Article Preview
Top1. Introduction
A gesture is an essential part of communication between humans in day-to-day life. For the Deaf and hard-of-hearing persons, gestures are their primary mode of communication. The Deaf community uses sign language to interact with each other and with hearing people. Because not all Deaf people can read or write, sign language is a natural language for them. When hearing people do not understand sign language used by the Deaf, communication becomes difficult. It becomes even more complicated when an emergency arises, and other people cannot understand the message that the Deaf are attempting to convey. Human interpreters are one of the best alternatives in such an emergency. However, the problem arises when human interpreters are not available, as there are only about 300 Indian Sign Language (ISL) certified human interpreters in India (ISLRTC n.d.).
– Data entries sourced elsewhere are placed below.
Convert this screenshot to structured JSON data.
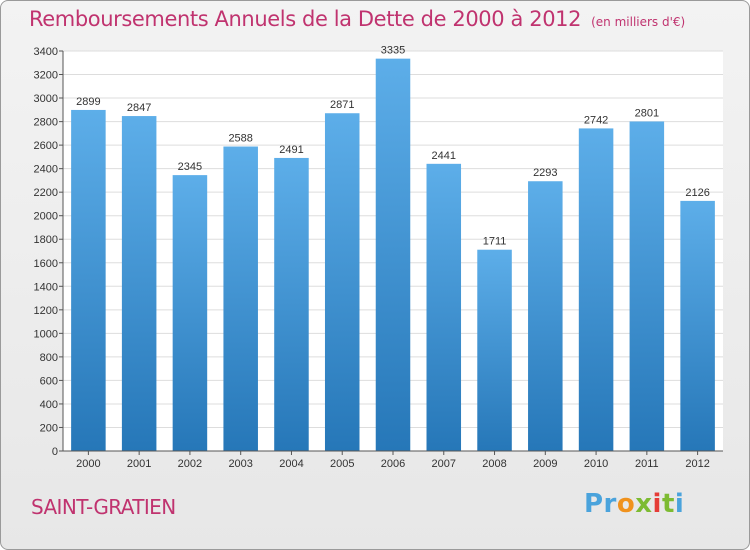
{
  "header": {
    "title": "Remboursements Annuels de la Dette de 2000 à 2012",
    "subtitle": "(en milliers d'€)"
  },
  "footer": {
    "city": "SAINT-GRATIEN",
    "logo_text": "Proxiti"
  },
  "colors": {
    "title": "#c0336f",
    "bar_top": "#5daee9",
    "bar_bottom": "#2677b8",
    "plot_background": "#ffffff",
    "grid": "#dddddd"
  },
  "chart_data": {
    "type": "bar",
    "title": "Remboursements Annuels de la Dette de 2000 à 2012",
    "subtitle": "(en milliers d'€)",
    "categories": [
      "2000",
      "2001",
      "2002",
      "2003",
      "2004",
      "2005",
      "2006",
      "2007",
      "2008",
      "2009",
      "2010",
      "2011",
      "2012"
    ],
    "values": [
      2899,
      2847,
      2345,
      2588,
      2491,
      2871,
      3335,
      2441,
      1711,
      2293,
      2742,
      2801,
      2126
    ],
    "ylim": [
      0,
      3400
    ],
    "ytick_step": 200,
    "grid": true,
    "data_labels": true,
    "legend": "none"
  }
}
Furthermore, the conversation loses its privacy because the ISL interpreter is present.
Sign language recognition and translation, if automated, can be one of the best alternatives to assist the Deaf community in filling this gap. There are two approaches to automating this process of sign language recognition and translation: (i) Sign language to text conversion, which recognizes signs and converts them into text so that other people can understand the words communicated by Deaf, and (ii) Text to sign language conversion, which helps Deaf understand what hearing people are trying to communicate. The system implemented using any of these approaches should work with different backgrounds, with different people of different ages performing signs. Such an approach can then be used in public places or emergencies such as police stations, hospitals, airports, and railway stations, and many others.
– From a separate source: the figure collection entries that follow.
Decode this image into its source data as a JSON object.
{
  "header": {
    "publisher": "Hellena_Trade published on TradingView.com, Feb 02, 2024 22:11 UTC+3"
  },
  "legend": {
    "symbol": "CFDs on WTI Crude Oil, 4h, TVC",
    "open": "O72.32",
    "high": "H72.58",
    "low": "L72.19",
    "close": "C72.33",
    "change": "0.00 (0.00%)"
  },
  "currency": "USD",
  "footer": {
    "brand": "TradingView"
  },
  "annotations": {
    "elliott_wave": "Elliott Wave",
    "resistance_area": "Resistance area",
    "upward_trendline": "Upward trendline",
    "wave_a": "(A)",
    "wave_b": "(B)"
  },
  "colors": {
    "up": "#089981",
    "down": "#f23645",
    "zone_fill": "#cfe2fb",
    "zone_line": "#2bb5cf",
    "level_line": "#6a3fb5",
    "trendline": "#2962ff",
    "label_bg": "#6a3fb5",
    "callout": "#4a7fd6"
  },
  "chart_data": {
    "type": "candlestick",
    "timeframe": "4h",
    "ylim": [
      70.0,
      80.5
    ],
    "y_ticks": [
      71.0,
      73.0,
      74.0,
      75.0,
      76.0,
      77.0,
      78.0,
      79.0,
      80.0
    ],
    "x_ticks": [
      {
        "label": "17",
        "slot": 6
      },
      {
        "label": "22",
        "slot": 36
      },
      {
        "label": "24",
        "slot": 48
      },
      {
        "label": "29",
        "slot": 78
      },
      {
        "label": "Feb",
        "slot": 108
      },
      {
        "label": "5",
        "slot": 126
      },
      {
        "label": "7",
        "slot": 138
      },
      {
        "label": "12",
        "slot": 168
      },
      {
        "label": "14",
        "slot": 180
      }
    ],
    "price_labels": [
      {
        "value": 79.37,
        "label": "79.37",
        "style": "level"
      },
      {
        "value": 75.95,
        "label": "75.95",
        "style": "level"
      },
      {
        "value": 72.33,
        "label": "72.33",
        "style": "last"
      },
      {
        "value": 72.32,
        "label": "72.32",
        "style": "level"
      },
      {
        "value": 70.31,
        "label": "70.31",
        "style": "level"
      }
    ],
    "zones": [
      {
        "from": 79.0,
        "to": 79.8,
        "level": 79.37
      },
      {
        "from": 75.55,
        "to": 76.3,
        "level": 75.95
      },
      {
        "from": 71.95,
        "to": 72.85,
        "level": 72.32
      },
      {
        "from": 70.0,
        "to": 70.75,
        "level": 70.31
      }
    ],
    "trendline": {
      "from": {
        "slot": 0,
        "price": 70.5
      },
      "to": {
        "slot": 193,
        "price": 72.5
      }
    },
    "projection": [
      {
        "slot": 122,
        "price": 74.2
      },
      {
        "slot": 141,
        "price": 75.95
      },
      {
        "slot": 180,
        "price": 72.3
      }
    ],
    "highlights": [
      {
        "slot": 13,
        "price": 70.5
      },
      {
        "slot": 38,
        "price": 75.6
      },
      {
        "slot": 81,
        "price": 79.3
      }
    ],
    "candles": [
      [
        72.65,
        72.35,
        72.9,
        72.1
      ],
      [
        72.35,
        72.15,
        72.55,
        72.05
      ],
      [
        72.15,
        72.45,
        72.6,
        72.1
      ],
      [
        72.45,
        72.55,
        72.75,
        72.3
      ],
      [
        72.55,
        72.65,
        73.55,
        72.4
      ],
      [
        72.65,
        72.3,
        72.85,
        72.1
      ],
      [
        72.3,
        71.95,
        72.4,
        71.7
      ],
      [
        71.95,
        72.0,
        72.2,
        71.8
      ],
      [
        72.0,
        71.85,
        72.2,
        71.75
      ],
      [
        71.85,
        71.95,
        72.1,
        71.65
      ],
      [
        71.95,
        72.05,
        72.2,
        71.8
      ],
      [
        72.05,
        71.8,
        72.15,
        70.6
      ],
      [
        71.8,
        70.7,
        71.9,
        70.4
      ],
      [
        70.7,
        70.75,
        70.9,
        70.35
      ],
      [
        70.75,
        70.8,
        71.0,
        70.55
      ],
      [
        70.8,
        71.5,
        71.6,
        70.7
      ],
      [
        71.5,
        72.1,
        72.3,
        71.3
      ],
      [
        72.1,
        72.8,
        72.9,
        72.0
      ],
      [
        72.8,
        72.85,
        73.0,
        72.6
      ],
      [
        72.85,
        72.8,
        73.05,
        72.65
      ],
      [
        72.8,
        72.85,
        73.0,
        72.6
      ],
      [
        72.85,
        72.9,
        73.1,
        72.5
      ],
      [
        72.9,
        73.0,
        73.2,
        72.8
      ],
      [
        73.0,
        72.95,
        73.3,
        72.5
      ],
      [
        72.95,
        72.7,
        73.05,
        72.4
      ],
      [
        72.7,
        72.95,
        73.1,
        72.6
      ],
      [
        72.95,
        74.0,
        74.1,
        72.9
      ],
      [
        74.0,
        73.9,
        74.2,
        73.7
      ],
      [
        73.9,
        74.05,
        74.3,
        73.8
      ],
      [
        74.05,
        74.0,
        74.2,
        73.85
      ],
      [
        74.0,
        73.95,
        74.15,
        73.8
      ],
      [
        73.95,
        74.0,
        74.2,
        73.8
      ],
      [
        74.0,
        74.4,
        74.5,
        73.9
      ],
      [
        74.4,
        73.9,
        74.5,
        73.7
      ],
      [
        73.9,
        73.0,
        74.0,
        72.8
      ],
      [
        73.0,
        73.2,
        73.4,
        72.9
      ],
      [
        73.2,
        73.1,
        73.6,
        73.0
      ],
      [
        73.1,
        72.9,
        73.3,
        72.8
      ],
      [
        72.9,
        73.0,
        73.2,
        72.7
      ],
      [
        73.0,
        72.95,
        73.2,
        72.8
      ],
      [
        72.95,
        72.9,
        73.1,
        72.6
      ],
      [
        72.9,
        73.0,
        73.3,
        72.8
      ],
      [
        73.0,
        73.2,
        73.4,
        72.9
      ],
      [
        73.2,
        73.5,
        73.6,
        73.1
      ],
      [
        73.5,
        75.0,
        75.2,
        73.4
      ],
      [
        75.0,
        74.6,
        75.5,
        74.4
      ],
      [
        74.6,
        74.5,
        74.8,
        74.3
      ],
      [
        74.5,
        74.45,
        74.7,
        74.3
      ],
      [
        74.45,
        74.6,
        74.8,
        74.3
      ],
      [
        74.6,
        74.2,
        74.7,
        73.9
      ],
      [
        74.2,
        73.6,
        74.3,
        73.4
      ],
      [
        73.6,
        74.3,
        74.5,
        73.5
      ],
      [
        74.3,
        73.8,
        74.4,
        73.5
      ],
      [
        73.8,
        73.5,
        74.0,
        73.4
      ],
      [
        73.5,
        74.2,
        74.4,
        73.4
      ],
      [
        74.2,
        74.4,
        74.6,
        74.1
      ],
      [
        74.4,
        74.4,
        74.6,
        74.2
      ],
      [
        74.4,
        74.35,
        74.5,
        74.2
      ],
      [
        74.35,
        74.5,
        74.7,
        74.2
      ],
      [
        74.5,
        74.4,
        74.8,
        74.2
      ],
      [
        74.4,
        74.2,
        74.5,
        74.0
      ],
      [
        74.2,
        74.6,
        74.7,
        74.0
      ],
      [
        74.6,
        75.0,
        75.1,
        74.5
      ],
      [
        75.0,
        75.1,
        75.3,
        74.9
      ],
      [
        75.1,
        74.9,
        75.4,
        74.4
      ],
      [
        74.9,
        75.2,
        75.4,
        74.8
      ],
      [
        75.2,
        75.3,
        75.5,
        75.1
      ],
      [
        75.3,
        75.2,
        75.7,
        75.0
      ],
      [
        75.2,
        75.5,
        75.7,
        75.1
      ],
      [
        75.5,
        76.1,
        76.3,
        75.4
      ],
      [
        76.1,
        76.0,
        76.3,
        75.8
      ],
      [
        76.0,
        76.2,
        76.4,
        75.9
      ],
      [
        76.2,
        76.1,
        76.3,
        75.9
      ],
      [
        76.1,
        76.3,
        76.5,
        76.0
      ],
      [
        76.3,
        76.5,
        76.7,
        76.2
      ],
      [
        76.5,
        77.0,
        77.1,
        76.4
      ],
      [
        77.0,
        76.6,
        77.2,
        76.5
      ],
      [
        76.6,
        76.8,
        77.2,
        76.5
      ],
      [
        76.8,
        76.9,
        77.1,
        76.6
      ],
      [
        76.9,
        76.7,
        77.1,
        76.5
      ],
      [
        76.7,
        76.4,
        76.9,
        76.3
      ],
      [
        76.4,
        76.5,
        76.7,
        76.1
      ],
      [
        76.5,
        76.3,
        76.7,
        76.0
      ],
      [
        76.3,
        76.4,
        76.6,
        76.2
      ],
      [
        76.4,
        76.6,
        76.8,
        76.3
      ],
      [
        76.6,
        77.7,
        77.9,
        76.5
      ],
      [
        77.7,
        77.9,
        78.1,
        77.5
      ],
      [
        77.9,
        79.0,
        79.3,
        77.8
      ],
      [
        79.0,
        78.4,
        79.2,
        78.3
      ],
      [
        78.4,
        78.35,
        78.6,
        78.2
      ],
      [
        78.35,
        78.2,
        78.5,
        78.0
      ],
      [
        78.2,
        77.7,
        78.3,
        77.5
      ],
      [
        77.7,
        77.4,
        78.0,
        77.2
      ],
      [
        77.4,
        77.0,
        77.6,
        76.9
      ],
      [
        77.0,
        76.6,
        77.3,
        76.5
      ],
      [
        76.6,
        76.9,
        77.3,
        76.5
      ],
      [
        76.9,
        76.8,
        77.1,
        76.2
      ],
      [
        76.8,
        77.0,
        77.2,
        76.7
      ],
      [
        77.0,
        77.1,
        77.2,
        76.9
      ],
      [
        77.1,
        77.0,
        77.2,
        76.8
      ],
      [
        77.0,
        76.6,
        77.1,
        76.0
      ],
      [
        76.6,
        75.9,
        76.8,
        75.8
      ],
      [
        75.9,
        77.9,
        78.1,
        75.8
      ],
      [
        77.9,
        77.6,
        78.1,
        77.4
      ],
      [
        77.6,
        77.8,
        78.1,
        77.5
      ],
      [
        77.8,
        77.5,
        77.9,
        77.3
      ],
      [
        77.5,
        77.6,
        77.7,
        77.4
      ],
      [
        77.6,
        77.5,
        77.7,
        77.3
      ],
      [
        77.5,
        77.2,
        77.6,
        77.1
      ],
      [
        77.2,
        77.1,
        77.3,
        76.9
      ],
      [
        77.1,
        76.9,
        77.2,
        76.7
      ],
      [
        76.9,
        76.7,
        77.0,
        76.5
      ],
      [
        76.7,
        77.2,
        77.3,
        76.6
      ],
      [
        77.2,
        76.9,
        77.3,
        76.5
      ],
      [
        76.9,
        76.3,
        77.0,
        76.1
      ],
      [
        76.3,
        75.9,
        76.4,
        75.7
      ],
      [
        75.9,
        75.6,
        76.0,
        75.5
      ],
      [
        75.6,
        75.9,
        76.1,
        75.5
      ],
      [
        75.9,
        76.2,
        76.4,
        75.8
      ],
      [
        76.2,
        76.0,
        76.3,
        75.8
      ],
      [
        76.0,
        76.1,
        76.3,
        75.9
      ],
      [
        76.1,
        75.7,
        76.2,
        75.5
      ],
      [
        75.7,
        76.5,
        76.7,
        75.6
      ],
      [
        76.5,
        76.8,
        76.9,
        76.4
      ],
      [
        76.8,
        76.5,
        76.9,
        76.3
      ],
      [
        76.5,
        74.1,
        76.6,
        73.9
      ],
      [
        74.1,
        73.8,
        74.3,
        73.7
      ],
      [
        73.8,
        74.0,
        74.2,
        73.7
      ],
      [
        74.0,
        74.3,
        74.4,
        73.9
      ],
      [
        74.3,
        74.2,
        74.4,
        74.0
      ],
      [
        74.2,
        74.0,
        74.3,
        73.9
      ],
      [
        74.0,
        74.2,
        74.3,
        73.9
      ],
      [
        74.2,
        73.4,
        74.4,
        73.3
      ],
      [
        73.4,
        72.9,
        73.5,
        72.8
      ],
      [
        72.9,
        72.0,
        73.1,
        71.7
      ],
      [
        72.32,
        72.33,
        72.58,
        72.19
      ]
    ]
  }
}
In this paper, the problem of converting ISL to English text is approached as work in this area is still in its infancy. The work for converting sign language to text is divided into two parts: (i) Recognizing sign language gestures and classifying them into gloss sequence, and (ii) Translating ISL gloss sequence into text. This distinction is critical because the grammars of spoken and sign languages are very different. Differences in word sequencing, different channels for conveying concurrent information, and the use of direction and space to indicate object connections are examples of these distinctions. Simply put, there is no simple word-to-sign mapping; the mapping between speech and sign is complicated. Until now, most researchers have considered sign language recognition a gesture recognition problem. Furthermore, most research work in ISL recognition is carried out for manual components, ignoring non-manual components such as facial expressions, body movement, and head movement. Also, research is limited to recognize letters and words in ISL, with little work carried out on sentence recognition. Also, research on ISL sentence recognition and translation has focused on local variants of ISL rather than standardized ISL.
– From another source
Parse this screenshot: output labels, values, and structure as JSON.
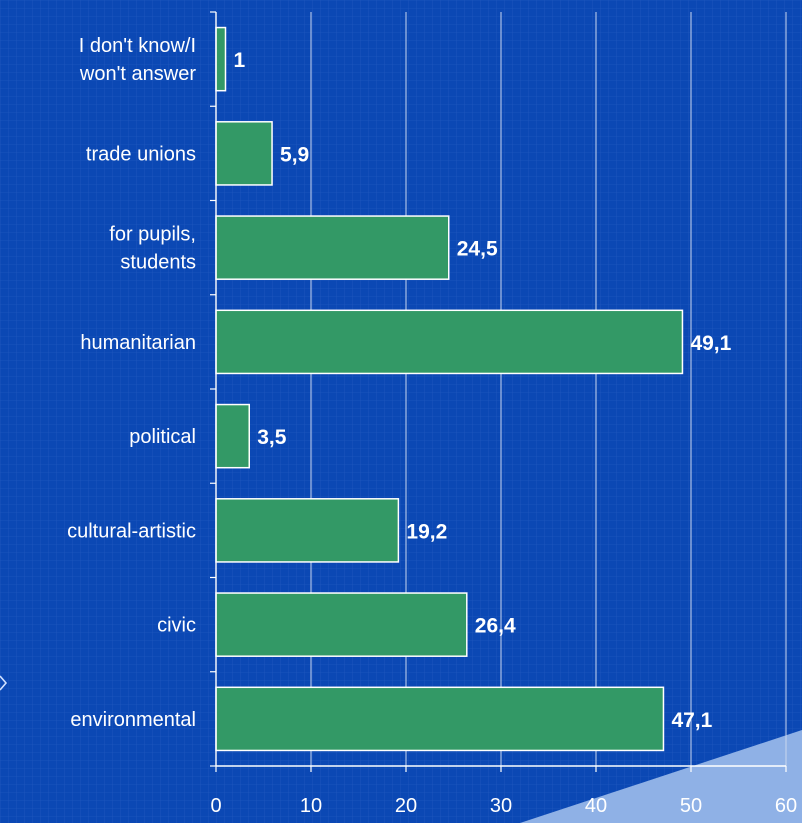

In order to bring a common sign language at the national level, the Indian Sign Language Research and Training Centre (ISLRTC) has taken one initiative to launch a sign language dictionary (ISLRTC n.d.). To the best of our knowledge, no work is reported for Indian sign language recognition using the official dictionary of ISL words launched by ISLRTC. ISLRTC released two ISL word dictionaries in 2018 and 2019, with 3000 and 6000 words, respectively, to promote the use of ISL as an educational model for the Deaf community and train people to facilitate communication between Deaf and others. Therefore, the problem of national-level sign language recognition and translation for ISL sentences into semantically equivalent English text is emphasized by (i) Creating an ISL dataset with 47880 videos of 13720 ISL sentences and (ii) Creating an ISL corpus from the Brown corpus (Brown Corpus n.d.) to motivate research in the field of machine translation. These ISL glosses, for example, can be converted in the Hamburg Notation System (HamNoSys) and other notations to facilitate spoken language generation in a variety of languages.